Maite, nacida en la Ciudad de México en 1974 debido a que su padre estudió en ese tiempo en la Universidad Nacional Autónoma de México (UNAM), vivió la mayor parte de su vida en Ciudad Juárez (de 1977 a 1999) y recuerda con mucho cariño esta frontera y todas las enseñanzas que le dejaron sus padres Maite Gómez y Jorge Ramos.

“Yo me vine a vivir a la Ciudad de México cuando me casé hace casi 21 años y fue completamente distinto porque yo trabajaba en Juárez, estaba en el despacho con mi papá, tenía a mis amigos, tenía a mi familia, tenía mi casa y me vine a una ciudad no sólo 20 veces más grande, sino 20 veces más complicada, con más tráfico, con más retos, donde no conocía prácticamente a nadie”.

“Me puse a estudiar, hice un par de maestrías y me puse a trabajar y a tocar puertas otra vez y a empezar desde cero”, cuenta.
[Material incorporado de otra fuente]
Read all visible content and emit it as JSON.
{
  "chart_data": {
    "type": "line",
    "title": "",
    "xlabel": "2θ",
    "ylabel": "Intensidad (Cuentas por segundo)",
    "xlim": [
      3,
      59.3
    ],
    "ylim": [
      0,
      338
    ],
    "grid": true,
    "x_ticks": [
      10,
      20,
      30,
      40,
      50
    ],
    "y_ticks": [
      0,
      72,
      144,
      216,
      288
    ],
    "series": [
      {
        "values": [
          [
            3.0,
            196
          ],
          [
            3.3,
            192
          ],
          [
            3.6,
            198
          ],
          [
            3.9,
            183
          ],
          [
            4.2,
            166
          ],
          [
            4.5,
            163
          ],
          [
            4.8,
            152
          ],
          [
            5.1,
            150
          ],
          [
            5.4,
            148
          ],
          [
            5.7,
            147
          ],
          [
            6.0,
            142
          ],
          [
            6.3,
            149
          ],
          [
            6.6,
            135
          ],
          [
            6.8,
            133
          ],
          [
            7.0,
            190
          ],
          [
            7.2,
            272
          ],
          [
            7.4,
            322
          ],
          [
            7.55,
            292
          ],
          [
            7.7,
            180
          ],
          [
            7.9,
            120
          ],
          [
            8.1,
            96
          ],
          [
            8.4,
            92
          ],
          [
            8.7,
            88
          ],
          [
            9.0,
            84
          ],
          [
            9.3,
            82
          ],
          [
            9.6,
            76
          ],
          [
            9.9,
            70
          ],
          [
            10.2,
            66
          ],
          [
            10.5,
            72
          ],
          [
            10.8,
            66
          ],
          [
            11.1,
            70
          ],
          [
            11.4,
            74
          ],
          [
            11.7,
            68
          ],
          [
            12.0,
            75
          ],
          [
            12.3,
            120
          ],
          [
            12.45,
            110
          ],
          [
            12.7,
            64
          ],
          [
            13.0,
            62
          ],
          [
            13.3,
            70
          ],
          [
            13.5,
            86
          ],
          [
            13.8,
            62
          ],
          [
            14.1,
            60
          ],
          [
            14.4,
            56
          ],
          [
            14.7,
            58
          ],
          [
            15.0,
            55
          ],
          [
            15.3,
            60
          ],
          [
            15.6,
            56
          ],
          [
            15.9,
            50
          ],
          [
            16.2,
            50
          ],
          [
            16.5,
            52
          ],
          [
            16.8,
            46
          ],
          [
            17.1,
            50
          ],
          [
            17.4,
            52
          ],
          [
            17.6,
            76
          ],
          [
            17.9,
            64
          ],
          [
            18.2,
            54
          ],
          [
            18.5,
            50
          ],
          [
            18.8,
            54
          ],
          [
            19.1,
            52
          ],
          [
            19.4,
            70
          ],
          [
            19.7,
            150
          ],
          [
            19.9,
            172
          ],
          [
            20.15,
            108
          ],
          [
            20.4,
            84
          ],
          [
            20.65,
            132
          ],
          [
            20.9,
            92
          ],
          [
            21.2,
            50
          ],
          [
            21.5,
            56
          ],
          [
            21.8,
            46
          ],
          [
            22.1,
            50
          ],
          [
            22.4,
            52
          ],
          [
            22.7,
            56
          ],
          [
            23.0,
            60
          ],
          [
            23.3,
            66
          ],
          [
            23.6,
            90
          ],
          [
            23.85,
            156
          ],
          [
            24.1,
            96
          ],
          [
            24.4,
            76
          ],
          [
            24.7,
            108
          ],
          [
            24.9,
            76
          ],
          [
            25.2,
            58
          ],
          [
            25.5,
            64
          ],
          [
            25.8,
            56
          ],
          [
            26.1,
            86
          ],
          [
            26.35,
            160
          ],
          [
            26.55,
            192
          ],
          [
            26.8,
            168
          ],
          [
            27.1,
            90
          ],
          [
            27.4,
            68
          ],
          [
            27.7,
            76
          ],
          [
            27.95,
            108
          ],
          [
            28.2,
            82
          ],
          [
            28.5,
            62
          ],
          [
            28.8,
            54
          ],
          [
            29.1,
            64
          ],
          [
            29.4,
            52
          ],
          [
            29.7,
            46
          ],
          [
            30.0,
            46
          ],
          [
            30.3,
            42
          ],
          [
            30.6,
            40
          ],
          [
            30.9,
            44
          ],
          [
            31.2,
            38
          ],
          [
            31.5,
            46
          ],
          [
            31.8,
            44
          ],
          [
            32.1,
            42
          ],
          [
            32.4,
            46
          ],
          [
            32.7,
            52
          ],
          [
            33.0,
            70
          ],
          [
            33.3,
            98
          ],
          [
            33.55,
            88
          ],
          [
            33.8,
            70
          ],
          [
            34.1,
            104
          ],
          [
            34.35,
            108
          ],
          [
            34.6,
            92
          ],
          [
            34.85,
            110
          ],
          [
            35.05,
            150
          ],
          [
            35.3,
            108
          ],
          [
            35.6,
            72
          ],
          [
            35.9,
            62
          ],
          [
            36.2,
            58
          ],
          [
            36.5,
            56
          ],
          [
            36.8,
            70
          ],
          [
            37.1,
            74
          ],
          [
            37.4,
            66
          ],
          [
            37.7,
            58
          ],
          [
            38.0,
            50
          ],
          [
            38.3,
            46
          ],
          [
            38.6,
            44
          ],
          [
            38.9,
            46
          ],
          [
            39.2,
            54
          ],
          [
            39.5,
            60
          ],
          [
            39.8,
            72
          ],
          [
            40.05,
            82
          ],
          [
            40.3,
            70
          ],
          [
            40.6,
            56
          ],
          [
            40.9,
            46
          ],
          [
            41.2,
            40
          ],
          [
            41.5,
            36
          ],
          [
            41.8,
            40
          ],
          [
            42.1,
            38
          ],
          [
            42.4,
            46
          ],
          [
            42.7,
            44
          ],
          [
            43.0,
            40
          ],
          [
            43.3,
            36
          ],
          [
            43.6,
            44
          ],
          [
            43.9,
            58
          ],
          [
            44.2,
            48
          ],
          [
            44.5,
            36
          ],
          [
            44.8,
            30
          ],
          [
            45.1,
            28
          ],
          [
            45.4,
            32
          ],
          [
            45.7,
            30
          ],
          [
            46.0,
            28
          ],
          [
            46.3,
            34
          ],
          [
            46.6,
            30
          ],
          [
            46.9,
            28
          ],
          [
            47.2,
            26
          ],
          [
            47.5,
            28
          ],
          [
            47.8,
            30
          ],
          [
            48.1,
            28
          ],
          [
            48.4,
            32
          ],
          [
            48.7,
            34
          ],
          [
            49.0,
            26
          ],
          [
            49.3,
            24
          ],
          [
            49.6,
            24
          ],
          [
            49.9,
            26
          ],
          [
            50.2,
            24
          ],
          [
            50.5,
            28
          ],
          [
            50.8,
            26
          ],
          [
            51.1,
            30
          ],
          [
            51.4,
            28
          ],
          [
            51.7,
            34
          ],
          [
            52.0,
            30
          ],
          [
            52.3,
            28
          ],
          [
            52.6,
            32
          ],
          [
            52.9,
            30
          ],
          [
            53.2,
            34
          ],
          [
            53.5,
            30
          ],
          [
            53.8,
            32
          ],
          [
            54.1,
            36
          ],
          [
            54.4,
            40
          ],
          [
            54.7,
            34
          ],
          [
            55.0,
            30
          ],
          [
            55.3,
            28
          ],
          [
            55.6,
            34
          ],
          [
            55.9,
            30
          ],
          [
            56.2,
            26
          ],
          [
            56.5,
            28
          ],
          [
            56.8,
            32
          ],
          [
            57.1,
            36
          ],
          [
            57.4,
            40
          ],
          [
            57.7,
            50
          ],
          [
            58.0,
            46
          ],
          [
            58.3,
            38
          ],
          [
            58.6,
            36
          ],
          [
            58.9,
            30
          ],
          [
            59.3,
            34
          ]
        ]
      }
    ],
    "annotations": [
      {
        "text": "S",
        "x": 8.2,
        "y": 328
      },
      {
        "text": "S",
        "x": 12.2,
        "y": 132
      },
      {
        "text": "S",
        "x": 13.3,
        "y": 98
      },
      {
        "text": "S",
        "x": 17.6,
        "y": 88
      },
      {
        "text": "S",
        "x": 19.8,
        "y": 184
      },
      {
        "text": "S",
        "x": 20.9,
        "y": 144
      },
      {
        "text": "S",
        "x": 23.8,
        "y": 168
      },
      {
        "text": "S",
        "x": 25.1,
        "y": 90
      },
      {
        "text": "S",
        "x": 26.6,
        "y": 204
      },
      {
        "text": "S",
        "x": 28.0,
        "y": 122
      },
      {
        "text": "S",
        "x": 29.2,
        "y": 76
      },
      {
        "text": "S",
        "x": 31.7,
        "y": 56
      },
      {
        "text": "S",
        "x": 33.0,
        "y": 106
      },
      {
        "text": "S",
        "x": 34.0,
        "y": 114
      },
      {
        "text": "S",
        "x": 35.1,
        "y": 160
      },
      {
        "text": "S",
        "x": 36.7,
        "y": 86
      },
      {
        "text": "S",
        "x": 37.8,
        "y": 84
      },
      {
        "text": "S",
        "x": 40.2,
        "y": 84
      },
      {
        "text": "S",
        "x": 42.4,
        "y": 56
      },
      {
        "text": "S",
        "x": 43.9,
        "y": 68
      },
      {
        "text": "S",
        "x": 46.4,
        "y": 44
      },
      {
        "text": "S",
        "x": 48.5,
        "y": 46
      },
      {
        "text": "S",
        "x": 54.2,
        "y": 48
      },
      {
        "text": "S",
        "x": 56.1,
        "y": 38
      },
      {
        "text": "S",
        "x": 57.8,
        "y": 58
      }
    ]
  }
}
La contadora pública egresada del Instituto Tecnológico de Estudios Superiores de Monterrey (ITESM) Campus Ciudad Juárez trabajó durante su juventud en el Despacho Profesional Ramos Negrete y Asociados antes de partir a la Ciudad de México con su esposo, el periodista Jorge Zarza, en 1999.

Con ganas de continuar cultivándose profesionalmente, en la Ciudad de México estudió las maestrías en Auditoría e Impuestos Internacionales y Comunicación en la Universidad Panamericana, además de aprender también sobre Movilidad Urbana en la Universidad Iberoamericana.

“(Yo) Descubrí en el mundo del transporte una gran pasión porque el transporte y la movilidad transforman la vida de las personas y no solamente de quien los construye, sino de quien los usa y de quien está a su alrededor. La calidad de vida es completamente distinta”, explica.

‘Todo es posible’

A pesar de los retos, las dificultades y la responsabilidad de criar a sus tres hijos a la par que fue creciendo profesionalmente, Maite nunca se dio por vencida porque tuvo un gran ejemplo de joven: sus padres.

Por ello para la ejecutiva de 46 años, quien cuenta con una trayectoria de casi dos décadas en proyectos de movilidad y transporte en México y América Latina, tener éxito nunca ha sido una cuestión de género, sino de talento, dedicación, estudio y trabajo, así como de ser una buena persona, tal y como se lo enseñó esta ciudad.